Complete laryngotracheal disruption may result in voice impairment and airway stenosis. These complications generally are caused by injury of recurrent laryngeal nerves, distortion of laryngeal framework, scar contraction or excess granulation tissue formation [6, 12]. There was no evidence of iatrogenic trauma to the bilateral recurrent laryngeal nerves in these patients. Delays in diagnosis and definitive treatment will also increase the possibility and severity of long-term sequelae [8, 9]. In our study, 2 of 7 patients underwent definitive treatment beyond 24 hours after injury. Fortunately, no airway stenosis occurred. Postoperative bronchoscopy demonstrated bilateral vocal cord palsy in the 7 patients. The function of the vocal cord was partially recovered in one side (n = 6) or both sides (n = 1). However, all voices were audible but still husky 5 months or 1 year later.

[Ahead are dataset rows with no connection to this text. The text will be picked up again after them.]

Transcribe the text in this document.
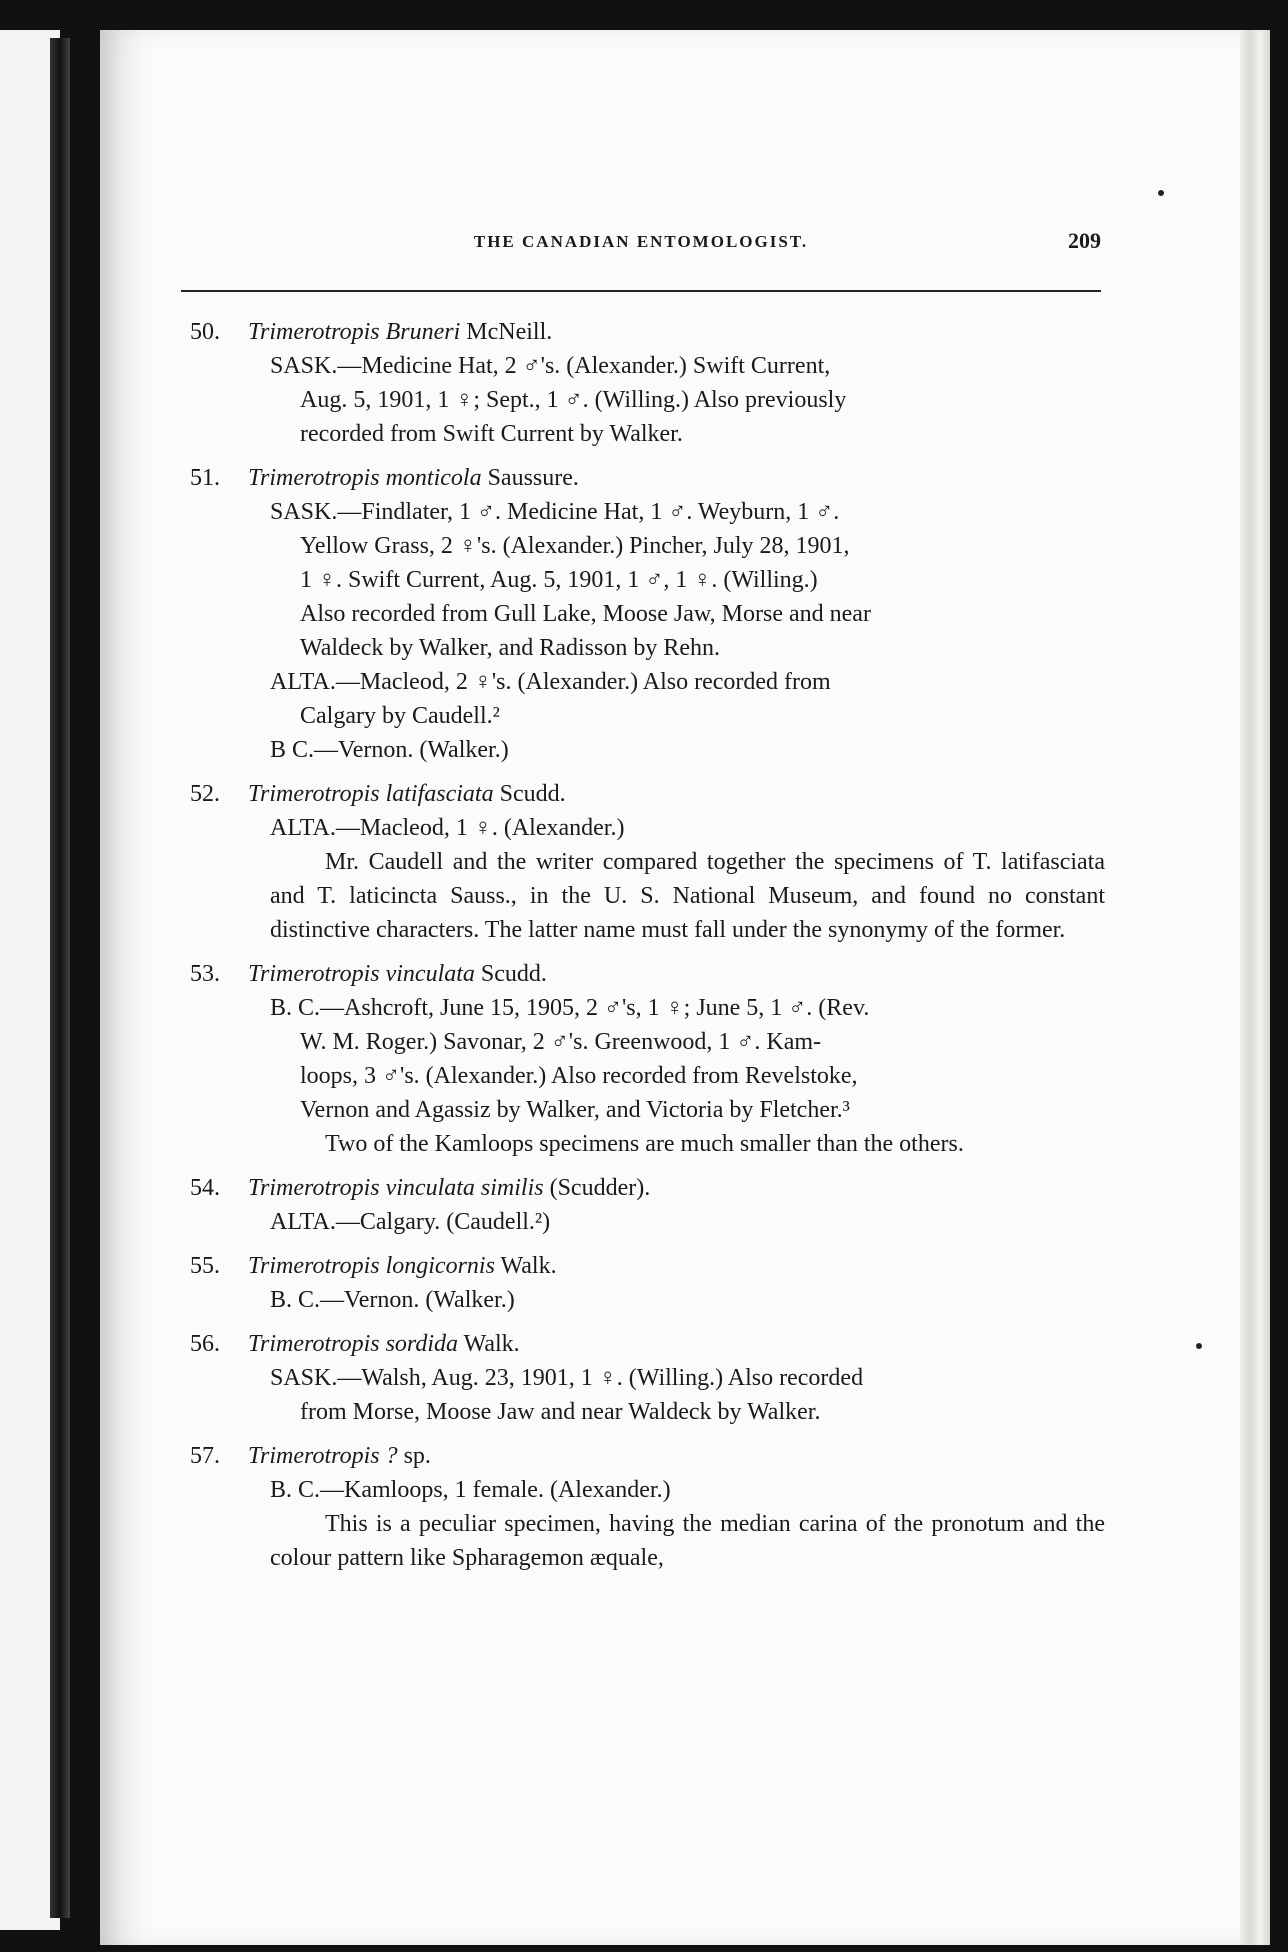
THE CANADIAN ENTOMOLOGIST.	209
50. Trimerotropis Bruneri McNeill.
SASK.—Medicine Hat, 2 ♂'s. (Alexander.) Swift Current,
Aug. 5, 1901, 1 ♀; Sept., 1 ♂. (Willing.) Also previously
recorded from Swift Current by Walker.
51. Trimerotropis monticola Saussure.
SASK.—Findlater, 1 ♂. Medicine Hat, 1 ♂. Weyburn, 1 ♂.
Yellow Grass, 2 ♀'s. (Alexander.) Pincher, July 28, 1901,
1 ♀. Swift Current, Aug. 5, 1901, 1 ♂, 1 ♀. (Willing.)
Also recorded from Gull Lake, Moose Jaw, Morse and near
Waldeck by Walker, and Radisson by Rehn.
ALTA.—Macleod, 2 ♀'s. (Alexander.) Also recorded from
Calgary by Caudell.²
B C.—Vernon. (Walker.)
52. Trimerotropis latifasciata Scudd.
ALTA.—Macleod, 1 ♀. (Alexander.)
Mr. Caudell and the writer compared together the specimens of T. latifasciata and T. laticincta Sauss., in the U. S. National Museum, and found no constant distinctive characters. The latter name must fall under the synonymy of the former.
53. Trimerotropis vinculata Scudd.
B. C.—Ashcroft, June 15, 1905, 2 ♂'s, 1 ♀; June 5, 1 ♂. (Rev.
W. M. Roger.) Savonar, 2 ♂'s. Greenwood, 1 ♂. Kam-
loops, 3 ♂'s. (Alexander.) Also recorded from Revelstoke,
Vernon and Agassiz by Walker, and Victoria by Fletcher.³
Two of the Kamloops specimens are much smaller than the others.
54. Trimerotropis vinculata similis (Scudder).
ALTA.—Calgary. (Caudell.²)
55. Trimerotropis longicornis Walk.
B. C.—Vernon. (Walker.)
56. Trimerotropis sordida Walk.
SASK.—Walsh, Aug. 23, 1901, 1 ♀. (Willing.) Also recorded
from Morse, Moose Jaw and near Waldeck by Walker.
57. Trimerotropis ? sp.
B. C.—Kamloops, 1 female. (Alexander.)
This is a peculiar specimen, having the median carina of the pronotum and the colour pattern like Spharagemon æquale,
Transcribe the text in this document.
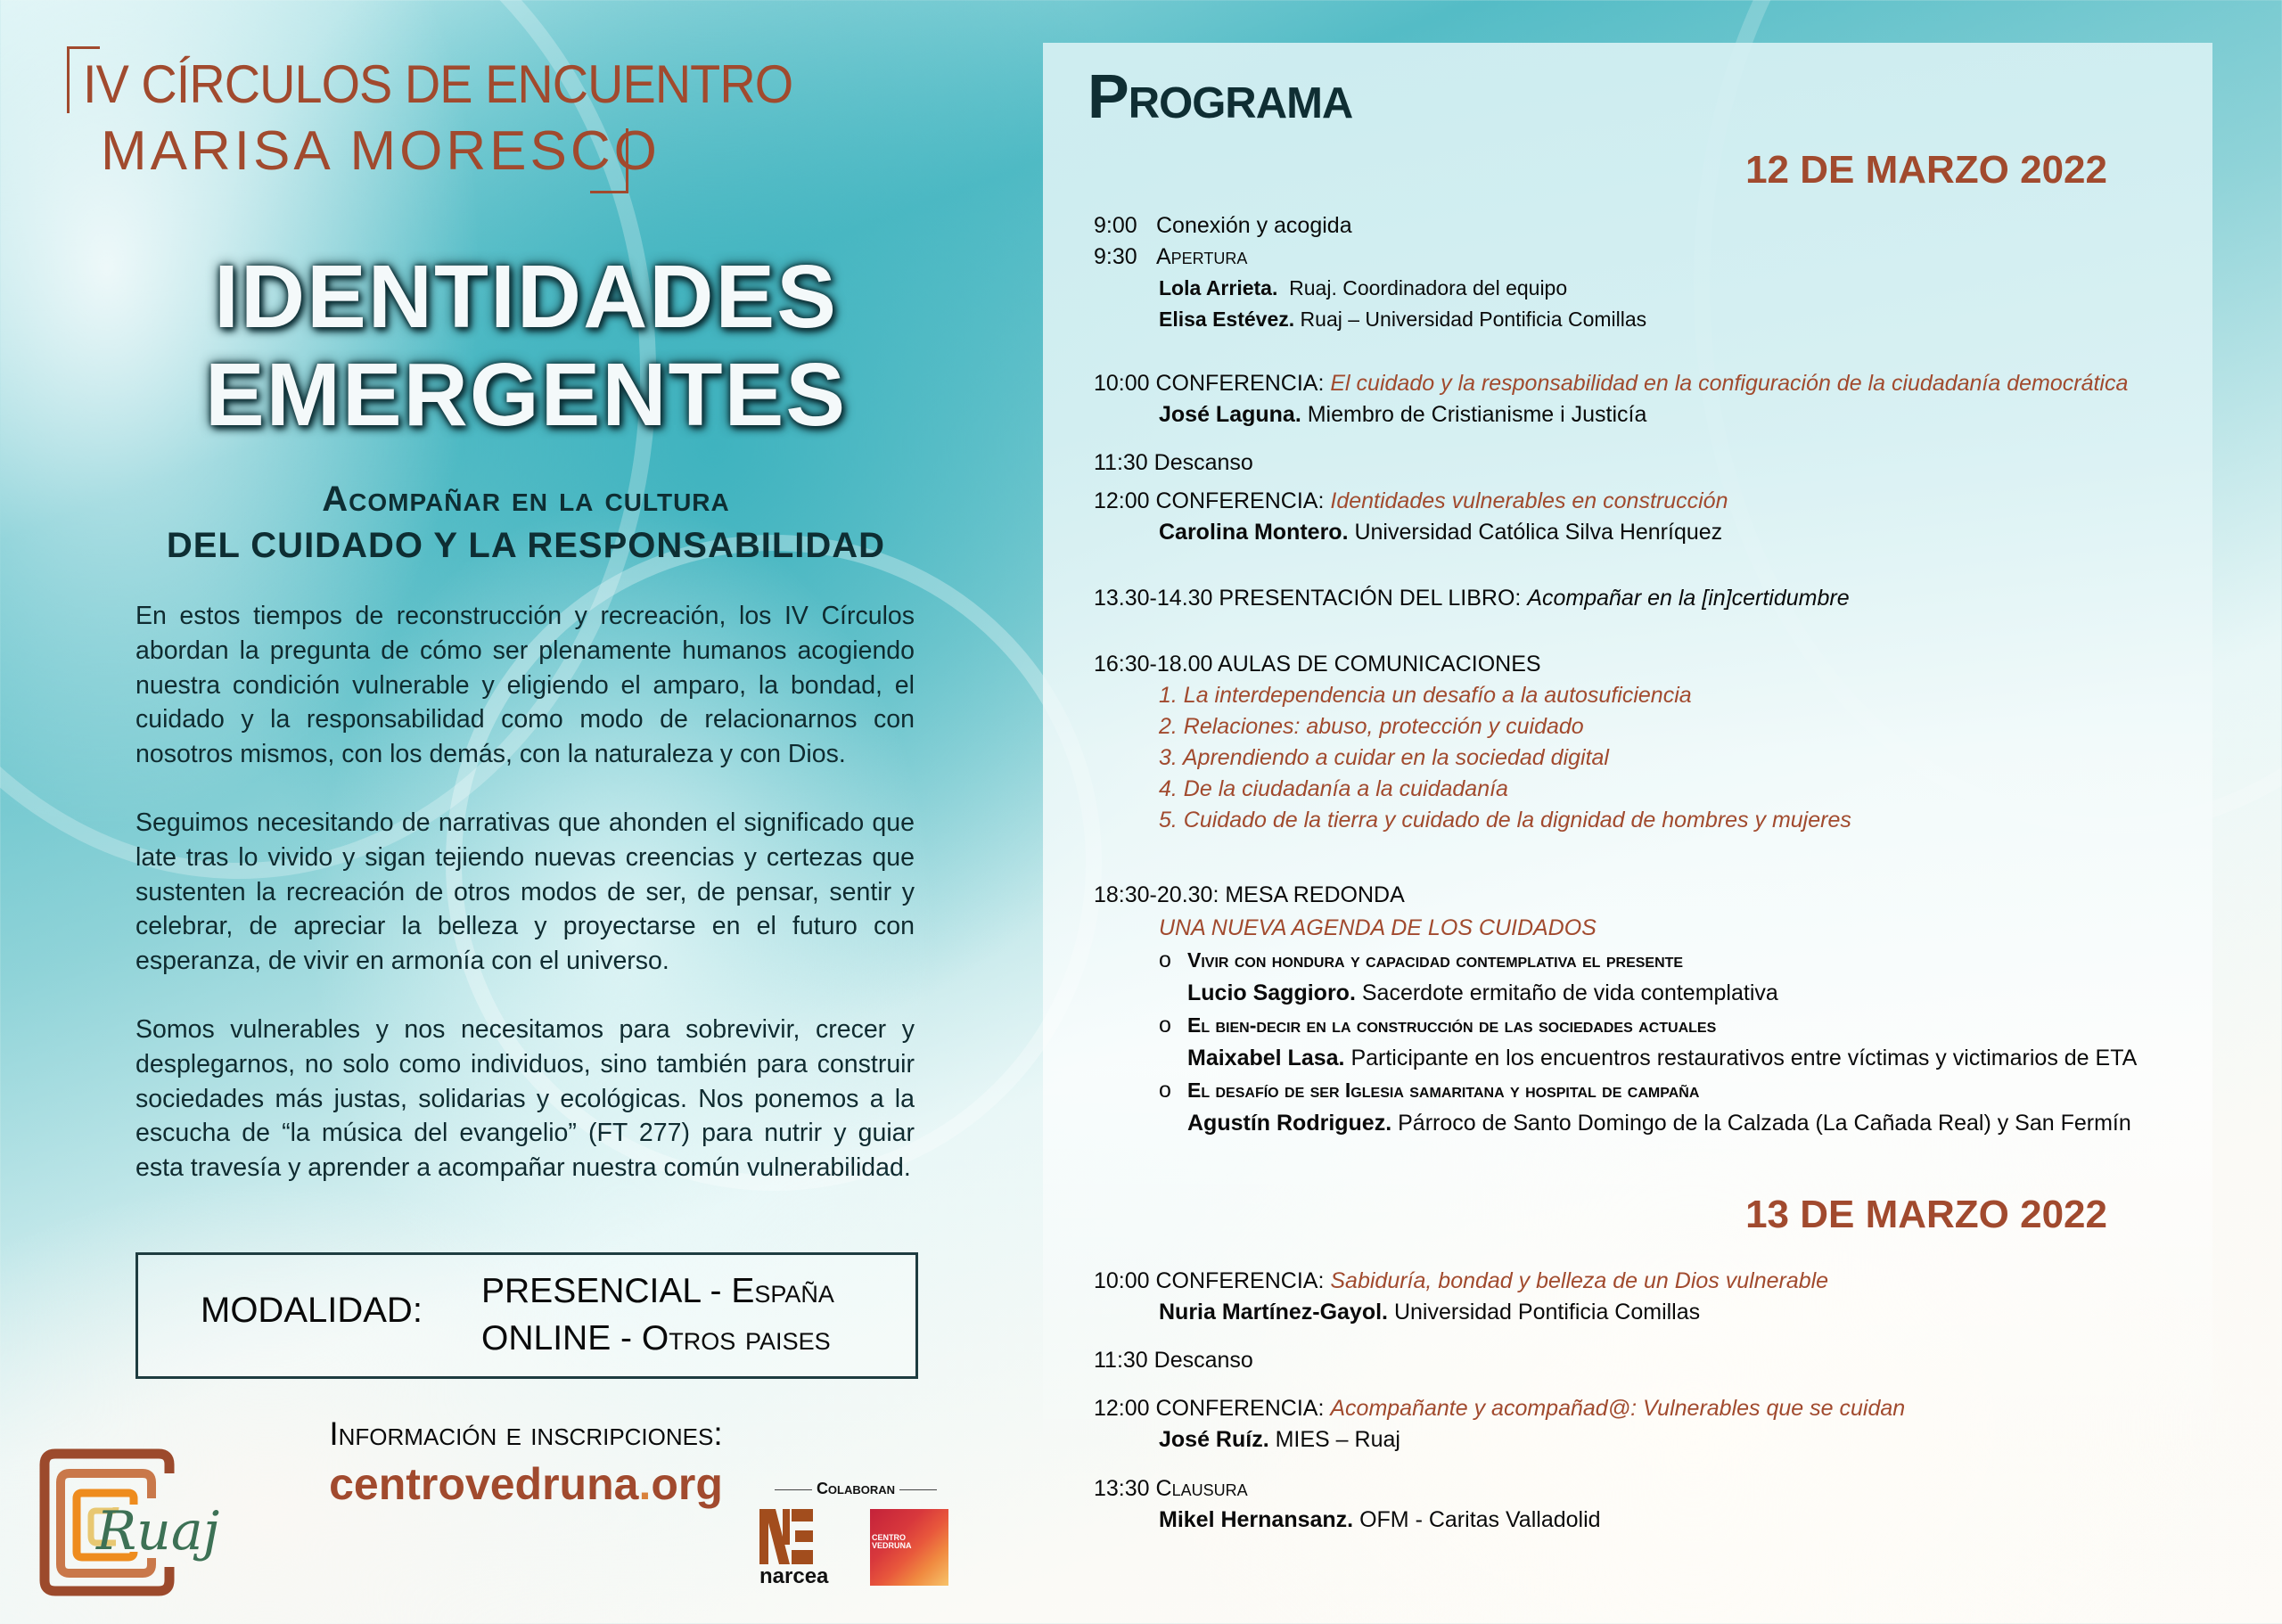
IV CÍRCULOS DE ENCUENTRO
MARISA MORESCO
IDENTIDADES
EMERGENTES
Acompañar en la cultura
DEL CUIDADO Y LA RESPONSABILIDAD

En estos tiempos de reconstrucción y recreación, los IV Círculos abordan la pregunta de cómo ser plenamente humanos acogiendo nuestra condición vulnerable y eligiendo el amparo, la bondad, el cuidado y la responsabilidad como modo de relacionarnos con nosotros mismos, con los demás, con la naturaleza y con Dios.

Seguimos necesitando de narrativas que ahonden el significado que late tras lo vivido y sigan tejiendo nuevas creencias y certezas que sustenten la recreación de otros modos de ser, de pensar, sentir y celebrar, de apreciar la belleza y proyectarse en el futuro con esperanza, de vivir en armonía con el universo.

Somos vulnerables y nos necesitamos para sobrevivir, crecer y desplegarnos, no solo como individuos, sino también para construir sociedades más justas, solidarias y ecológicas. Nos ponemos a la escucha de “la música del evangelio” (FT 277) para nutrir y guiar esta travesía y aprender a acompañar nuestra común vulnerabilidad.

MODALIDAD: PRESENCIAL - España
ONLINE - Otros paises
Información e inscripciones:
centrovedruna.org
Ruaj
Colaboran
narcea
CENTRO
VEDRUNA
Programa
12 DE MARZO 2022
9:00 Conexión y acogida
9:30 Apertura
Lola Arrieta. Ruaj. Coordinadora del equipo
Elisa Estévez. Ruaj – Universidad Pontificia Comillas
10:00 CONFERENCIA: El cuidado y la responsabilidad en la configuración de la ciudadanía democrática
José Laguna. Miembro de Cristianisme i Justicía
11:30 Descanso
12:00 CONFERENCIA: Identidades vulnerables en construcción
Carolina Montero. Universidad Católica Silva Henríquez
13.30-14.30 PRESENTACIÓN DEL LIBRO: Acompañar en la [in]certidumbre
16:30-18.00 AULAS DE COMUNICACIONES
1. La interdependencia un desafío a la autosuficiencia
2. Relaciones: abuso, protección y cuidado
3. Aprendiendo a cuidar en la sociedad digital
4. De la ciudadanía a la cuidadanía
5. Cuidado de la tierra y cuidado de la dignidad de hombres y mujeres
18:30-20.30: MESA REDONDA
UNA NUEVA AGENDA DE LOS CUIDADOS
o Vivir con hondura y capacidad contemplativa el presente
Lucio Saggioro. Sacerdote ermitaño de vida contemplativa
o El bien-decir en la construcción de las sociedades actuales
Maixabel Lasa. Participante en los encuentros restaurativos entre víctimas y victimarios de ETA
o El desafío de ser Iglesia samaritana y hospital de campaña
Agustín Rodriguez. Párroco de Santo Domingo de la Calzada (La Cañada Real) y San Fermín
13 DE MARZO 2022
10:00 CONFERENCIA: Sabiduría, bondad y belleza de un Dios vulnerable
Nuria Martínez-Gayol. Universidad Pontificia Comillas
11:30 Descanso
12:00 CONFERENCIA: Acompañante y acompañad@: Vulnerables que se cuidan
José Ruíz. MIES – Ruaj
13:30 Clausura
Mikel Hernansanz. OFM - Caritas Valladolid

In conclusion, two types of tracheostomy were usually performed in the management of complete laryngotracheal disruption. One was emergency tracheostomy that was performed by emergency physician because of failed intubation. The other was concomitant tracheostomy that was performed at laryngotracheoplasty by some surgeons for postoperative airway security. Complete laryngotracheal disruption can be treated by laryngotracheoplasty with or without concomitant tracheostomy and phonation can be partially recovered.